Он вспомнил, что собака больше всего не любила купаться. Бывало, только услышит самое слово, и уже подозрительно настораживается, а если пошли приготовления, забьется куда-нибудь в подвал или в заросли. Ее тащили за ошейник, она сопротивлялась и, симулируя бешенство, хватала за руку, но по-настоящему укусить никогда не решалась.
Мыли в лохани. Волк покачивался и по-детски закрывал глаза от мыла. Иногда он нарочно отряхивался, и она, смеясь, отскакивала и осторожно закатанным рукавом утирала мокрое лицо…
Он глядел на нее, и мгновениями ее лицо делалось до того чужим и незнакомым, что становилось страшно, как бывает во сне, когда видишь близкого человека и вдруг угадываешь в знакомых чертах совсем другие мертвые, или злобные, или обреченные. Это накатывалось волнами, а потом уходило, и он узнавал ее милое, давно знакомое лицо и в то же время понимал, что вот-вот накатится что-то, как приступ болезни, и ее лицо снова сделается чужим и страшным.
Она сказала, что муж на дежурстве и придет попозже. Это было удобно, и он надеялся затеряться среди гостей.
Пришли гости, и было много старых друзей. Веселились, танцевали, пили домашнее вино, закусывали домашними пирогами. Ее мама сидела с шитьем, ласково и ровно всем улыбалась, и он подумал, что за этой ласковостью есть что-то такое, от чего можно повеситься.

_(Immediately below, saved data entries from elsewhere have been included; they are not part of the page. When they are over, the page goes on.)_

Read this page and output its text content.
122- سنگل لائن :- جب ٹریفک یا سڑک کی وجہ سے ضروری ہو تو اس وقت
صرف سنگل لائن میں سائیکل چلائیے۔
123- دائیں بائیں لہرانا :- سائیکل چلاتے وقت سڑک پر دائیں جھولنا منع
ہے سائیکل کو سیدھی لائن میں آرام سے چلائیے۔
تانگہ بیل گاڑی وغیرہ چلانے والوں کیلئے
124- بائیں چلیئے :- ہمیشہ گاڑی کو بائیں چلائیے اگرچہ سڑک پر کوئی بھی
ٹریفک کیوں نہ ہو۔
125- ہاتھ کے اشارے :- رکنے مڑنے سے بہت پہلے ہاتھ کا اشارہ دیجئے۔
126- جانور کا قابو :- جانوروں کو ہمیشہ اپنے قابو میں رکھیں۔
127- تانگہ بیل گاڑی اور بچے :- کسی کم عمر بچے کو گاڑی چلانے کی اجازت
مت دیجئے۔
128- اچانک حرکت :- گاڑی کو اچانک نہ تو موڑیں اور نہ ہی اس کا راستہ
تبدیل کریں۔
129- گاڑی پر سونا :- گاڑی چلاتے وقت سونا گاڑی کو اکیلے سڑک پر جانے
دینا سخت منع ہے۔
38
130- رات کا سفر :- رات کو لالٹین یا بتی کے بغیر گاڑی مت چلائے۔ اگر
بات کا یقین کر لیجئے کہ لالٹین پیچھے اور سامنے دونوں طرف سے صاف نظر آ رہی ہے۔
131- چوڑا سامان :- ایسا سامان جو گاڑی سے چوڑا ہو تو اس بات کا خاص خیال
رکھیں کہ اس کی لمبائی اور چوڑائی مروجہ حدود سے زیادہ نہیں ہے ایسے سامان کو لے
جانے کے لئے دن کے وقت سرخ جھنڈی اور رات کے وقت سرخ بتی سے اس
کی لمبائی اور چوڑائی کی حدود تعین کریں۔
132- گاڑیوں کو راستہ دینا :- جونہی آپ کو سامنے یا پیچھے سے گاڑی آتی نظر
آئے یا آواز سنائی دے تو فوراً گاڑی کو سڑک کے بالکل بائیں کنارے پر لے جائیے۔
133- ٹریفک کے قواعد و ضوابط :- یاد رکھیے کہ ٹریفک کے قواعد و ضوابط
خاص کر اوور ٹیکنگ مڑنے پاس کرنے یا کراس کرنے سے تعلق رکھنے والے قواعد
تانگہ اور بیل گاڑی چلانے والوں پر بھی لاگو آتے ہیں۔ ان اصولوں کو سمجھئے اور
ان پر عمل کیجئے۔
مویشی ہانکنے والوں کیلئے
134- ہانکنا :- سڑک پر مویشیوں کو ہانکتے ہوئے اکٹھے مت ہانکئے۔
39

Он с удовольствием хмелел, лихорадочно острил. Одним словом, веселился и своим весельем показывал, что осознал в конце концов ту давнюю программу, означавшую, что ничего не случилось и не могло случиться. Возможно, он в этом даже переусердствовал, потому что после одной из его шуток мама посмотрела на него укоризненно, хотя и по-прежнему ласково. Она слегка покачала головой, и он это понял так: нельзя слишком показывать, что ничего не случилось, потому что могут заподозрить, что все-таки что-то случилось.
Он притих, а она снова склонилась над шитьем, продолжая ласково улыбаться.
Он все время танцевал с одной из ее новых подруг, держался за нее, как за спасательный круг. Девушка охотно кокетничала с ним. Аля шутливо грозила им пальцем. Они смеялись, но он чувствовал, что ей и в самом деле неприятно, и это было странно после всего, что случилось.
Он вдруг вспомнил, как однажды, в начале их знакомства, во время танца на вечеринке внезапно погас свет.
Сначала он ждал, что свет вот-вот зажжется и они будут продолжать танец, но свет не зажигался, и он понял, что и ей не хочется убирать свою руку, и это навсегда заменило им признание.
А потом зажегся свет, и все увидели, что они все еще стоят в той же позе, и все весело рассмеялись, и они тоже рассмеялись, и это был самый легкий, самый счастливый смех в его жизни. Тогда он думал: в их жизни.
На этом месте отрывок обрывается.